The account has been preserved in three codices, mostly containing legalistic writings compiled in the reign of Rothari and known as Edictum Rothari or Leges Langobardorum. As such, Origo Gentis Langobardorum is preserved in three manuscripts, Modena, Biblioteca Capitolare 0.I.2 (9th century), Cava de’ Tirreni, Archivio Della Badia 4, (early 9th century) and Madrid, Biblioteca Nacional 413 (early 11th century).
Origo Gentis Langobardorum is also the textual source of the Lombard theonym godan (Wōdanaz).
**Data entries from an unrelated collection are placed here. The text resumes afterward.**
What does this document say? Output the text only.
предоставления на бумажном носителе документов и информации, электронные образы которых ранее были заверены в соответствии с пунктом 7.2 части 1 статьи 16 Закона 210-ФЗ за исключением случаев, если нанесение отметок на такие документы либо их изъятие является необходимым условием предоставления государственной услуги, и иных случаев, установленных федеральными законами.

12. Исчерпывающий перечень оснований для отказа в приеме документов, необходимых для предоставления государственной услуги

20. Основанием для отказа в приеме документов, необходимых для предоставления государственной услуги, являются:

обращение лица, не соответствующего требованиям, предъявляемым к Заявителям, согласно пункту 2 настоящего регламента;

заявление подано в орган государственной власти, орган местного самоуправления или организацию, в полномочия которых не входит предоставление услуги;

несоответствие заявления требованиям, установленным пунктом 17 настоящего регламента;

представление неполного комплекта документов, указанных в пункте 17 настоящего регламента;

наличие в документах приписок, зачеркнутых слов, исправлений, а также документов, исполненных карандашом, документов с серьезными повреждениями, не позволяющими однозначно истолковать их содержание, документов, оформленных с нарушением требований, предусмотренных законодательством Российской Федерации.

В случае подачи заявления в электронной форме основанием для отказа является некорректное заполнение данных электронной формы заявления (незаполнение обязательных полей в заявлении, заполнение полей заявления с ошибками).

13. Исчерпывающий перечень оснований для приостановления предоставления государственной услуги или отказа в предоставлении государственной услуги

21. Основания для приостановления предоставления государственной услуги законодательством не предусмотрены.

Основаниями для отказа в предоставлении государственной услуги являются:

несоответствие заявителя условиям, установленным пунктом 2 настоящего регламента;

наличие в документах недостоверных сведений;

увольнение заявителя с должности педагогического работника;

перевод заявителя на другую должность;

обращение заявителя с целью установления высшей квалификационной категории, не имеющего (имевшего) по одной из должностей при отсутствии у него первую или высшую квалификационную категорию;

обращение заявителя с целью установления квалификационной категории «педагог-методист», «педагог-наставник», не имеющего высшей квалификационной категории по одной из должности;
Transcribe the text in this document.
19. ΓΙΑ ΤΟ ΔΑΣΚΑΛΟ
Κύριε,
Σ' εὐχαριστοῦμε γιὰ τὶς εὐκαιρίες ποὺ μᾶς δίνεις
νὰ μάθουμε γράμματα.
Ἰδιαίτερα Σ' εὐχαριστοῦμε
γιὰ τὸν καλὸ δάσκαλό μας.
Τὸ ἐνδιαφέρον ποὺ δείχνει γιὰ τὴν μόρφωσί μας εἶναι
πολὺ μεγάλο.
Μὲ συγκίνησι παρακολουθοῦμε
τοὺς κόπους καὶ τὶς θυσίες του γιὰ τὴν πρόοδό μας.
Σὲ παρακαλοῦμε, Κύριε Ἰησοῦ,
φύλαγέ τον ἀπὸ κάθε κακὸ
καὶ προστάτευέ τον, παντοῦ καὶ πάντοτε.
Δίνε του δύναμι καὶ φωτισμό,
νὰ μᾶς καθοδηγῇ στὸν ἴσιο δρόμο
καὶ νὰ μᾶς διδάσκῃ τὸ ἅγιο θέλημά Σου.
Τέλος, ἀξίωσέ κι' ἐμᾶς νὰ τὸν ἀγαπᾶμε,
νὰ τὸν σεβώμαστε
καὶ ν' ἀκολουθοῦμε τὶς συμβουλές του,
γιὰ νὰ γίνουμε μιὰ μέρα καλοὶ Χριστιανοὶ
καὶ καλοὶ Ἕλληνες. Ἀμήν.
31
The Origo is summarized somewhat faithfully in the Historia Langobardorum by Paulus Diaconus. For the legend of origin Paulus Diaconus makes separate text paragraphs for, respectively, the conflict with the Vandals and the consulting with Frea and Godan, and he precedes the description of Frea and Godan with "loco antiquitas ridiculam fabulam" . Whereas the Origo is only extant in three copies, there are hundreds of medieval copies of the Historia.
Following is a free translation.
The text mentions an island Scandanan, the home of the Winnili. Their ruler was a woman called Gambara, with her sons Ybor and Agio. The leaders of the Vandals, Ambri and Assi, asked them to pay them tribute, but they refused, saying they would fight them. Ambri and Assi then went to Godan, and asked him for victory over the Winnili. Godan replied that he would give the victory to whomever he saw first at sunrise. At the same time, Gambara and her sons asked Frea, Godan's wife, for victory. Frea advised that the women of the Winnili should tie their hair in front of their faces like beards and join their men for battle. At sunrise, Frea turned her husband's bed so that he was facing east, and woke him. Godan saw the women of the Winnili, their hair tied in front of their faces, and asked "Who are these longbeards?", and Frea replied, since you named them, give them victory, and he did. From this day, the Winnili were called Langobardi, "longbeards".